Андрею стало стыдно слушать этого всегда уверенного в себе парня, и он оборвал разговор:
– Какой разговор. Не можешь так не можешь. Пойду, дел еще много.
– Я правда не могу, Андрей, ты извини меня, не подумай, что испугался. Всего не объяснишь…
Андрей посмотрел в его виноватые, ускользающие глаза, знакомое злое чувство ожгло грудь.
– Нет, Гошка, не прощу. И ты, оказывается, боишься. И я знаю чего: слабости. Завтра ты поможешь мне браконьеров поймать, а послезавтра сам попадешься. И есть ведь на чем. Получается – проста философия жизни, – и, не дожидаясь ответа, хлопнул дверью.
Оставалось заскочить на полчаса домой: перекусить поплотнее, захватить тулуп, запасную обойму к карабину, фляжку со спиртом. Ночь ему предстояло коротать в тайге. Из-за черных скал уже выкатила надраенная морозом луна, разлила мертвенное голубое сияние по белому в искрах снегу. Свет ее, казалось, раздевал Андрея, и ему пришлось дать порядочного кругаля, объезжая опасные участки дороги – ему все время чудилось, что кто-то наблюдает за ним.
Спрятав в надежном месте снегоход, он по натоптанной изюбрями тропе вышел к маленькой зимовьюшке, срубленной им загодя, еще осенью, в расчете на одного человека. Он жарко протопил ее, оставив в печурке дотлевать сизые угли и прикинув, что до утра тепла хватит, а легкий дым к рассвету развеет, разнесет по округе хиус. Андрей еще раз проверил, ничего не забыл ли в спешке, и улегся на жесткий топчан, довольный, что все так ладно получилось и у него еще осталось время подготовить себя к тяжелому делу.
Последние угли истлели в железной печурке, тонко треснули под пеплом, и Андрей задремал в теплой темноте. Не страшился он грядущего утра. Никак не мог подставить себя Андрей под пулю сейчас. «Полина», – едва слышно прошелестело у самого лица. «Милая моя Полина», – откликнулся он и открыл глаза.

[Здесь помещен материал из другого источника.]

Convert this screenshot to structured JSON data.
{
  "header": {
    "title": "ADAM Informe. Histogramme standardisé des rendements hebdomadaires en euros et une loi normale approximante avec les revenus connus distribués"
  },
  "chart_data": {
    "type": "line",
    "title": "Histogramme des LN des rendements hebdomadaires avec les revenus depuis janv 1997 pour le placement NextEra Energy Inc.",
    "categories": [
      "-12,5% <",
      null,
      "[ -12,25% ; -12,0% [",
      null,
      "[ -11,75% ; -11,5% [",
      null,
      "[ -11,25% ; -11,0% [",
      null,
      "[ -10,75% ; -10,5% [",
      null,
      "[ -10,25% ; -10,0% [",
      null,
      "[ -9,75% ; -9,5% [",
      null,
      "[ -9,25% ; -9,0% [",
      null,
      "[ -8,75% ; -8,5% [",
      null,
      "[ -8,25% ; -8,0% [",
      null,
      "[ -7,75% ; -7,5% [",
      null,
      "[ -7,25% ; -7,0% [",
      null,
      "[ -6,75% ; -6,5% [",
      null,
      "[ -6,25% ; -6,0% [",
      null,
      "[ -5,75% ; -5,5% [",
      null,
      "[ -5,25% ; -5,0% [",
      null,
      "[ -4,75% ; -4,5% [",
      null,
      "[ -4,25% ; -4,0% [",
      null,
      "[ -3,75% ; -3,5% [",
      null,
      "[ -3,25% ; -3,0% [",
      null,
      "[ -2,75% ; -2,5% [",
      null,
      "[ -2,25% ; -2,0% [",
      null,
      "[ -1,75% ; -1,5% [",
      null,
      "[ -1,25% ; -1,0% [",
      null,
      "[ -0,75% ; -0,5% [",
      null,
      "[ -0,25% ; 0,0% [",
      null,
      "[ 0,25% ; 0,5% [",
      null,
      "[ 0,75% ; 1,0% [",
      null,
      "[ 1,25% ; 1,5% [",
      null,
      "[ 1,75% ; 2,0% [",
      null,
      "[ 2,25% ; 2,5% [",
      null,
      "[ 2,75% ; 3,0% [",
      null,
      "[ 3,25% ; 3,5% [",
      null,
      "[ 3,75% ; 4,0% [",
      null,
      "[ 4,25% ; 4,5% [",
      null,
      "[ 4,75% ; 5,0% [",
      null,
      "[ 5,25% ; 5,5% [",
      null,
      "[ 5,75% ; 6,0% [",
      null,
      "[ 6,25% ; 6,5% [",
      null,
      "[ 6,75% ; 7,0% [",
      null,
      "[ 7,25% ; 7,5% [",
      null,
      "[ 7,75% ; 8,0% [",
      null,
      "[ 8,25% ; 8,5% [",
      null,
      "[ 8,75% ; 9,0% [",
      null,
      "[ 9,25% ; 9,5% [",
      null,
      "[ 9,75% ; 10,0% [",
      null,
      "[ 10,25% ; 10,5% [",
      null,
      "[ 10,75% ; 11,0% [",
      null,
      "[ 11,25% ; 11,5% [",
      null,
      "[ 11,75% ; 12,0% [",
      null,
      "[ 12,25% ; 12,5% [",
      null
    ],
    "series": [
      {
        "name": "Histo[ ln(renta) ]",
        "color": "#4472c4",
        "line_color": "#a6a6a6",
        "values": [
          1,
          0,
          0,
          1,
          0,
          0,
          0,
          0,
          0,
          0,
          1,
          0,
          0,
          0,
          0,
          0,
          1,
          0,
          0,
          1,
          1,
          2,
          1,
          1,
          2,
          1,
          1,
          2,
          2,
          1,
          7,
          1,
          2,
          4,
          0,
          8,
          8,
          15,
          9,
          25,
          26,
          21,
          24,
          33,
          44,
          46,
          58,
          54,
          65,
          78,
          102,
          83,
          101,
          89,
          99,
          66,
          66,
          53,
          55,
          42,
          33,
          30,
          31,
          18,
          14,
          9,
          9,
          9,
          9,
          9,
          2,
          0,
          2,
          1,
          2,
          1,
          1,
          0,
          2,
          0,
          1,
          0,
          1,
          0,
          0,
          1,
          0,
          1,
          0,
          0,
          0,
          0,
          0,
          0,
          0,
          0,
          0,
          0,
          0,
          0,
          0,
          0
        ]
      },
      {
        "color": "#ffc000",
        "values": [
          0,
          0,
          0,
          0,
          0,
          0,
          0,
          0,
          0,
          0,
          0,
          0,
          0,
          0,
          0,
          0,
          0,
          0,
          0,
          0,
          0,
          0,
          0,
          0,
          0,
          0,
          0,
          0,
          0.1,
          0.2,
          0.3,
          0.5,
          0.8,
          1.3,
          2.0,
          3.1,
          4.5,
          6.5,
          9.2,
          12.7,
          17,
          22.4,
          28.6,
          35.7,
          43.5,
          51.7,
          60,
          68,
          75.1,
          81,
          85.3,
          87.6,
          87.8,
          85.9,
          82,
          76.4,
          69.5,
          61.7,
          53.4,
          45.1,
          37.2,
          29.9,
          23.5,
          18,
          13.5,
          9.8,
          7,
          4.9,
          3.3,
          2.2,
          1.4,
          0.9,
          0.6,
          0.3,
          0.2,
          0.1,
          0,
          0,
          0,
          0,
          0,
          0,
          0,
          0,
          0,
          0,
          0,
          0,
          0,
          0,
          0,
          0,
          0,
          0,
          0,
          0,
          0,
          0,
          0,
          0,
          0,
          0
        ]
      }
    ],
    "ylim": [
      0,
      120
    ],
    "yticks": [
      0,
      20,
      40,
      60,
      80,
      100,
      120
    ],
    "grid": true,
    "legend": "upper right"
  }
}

Нежность окутала сердце, неведомая благодарность за то, что живет она на свете. Из непроглядной темноты приходило, наклонялось над ним близко ее тонкое светлое лицо, губы смеялись, дразнили и притягивали. «Ягода-малина», – сказал он ей тогда, на озере, впервые поцеловав ее. «Ягода-малина», – удивленно прошептала Полина в ответ. Не в силах сдержать нахлынувших воспоминаний, Андрей закрыл глаза, и из глаз ушла темень.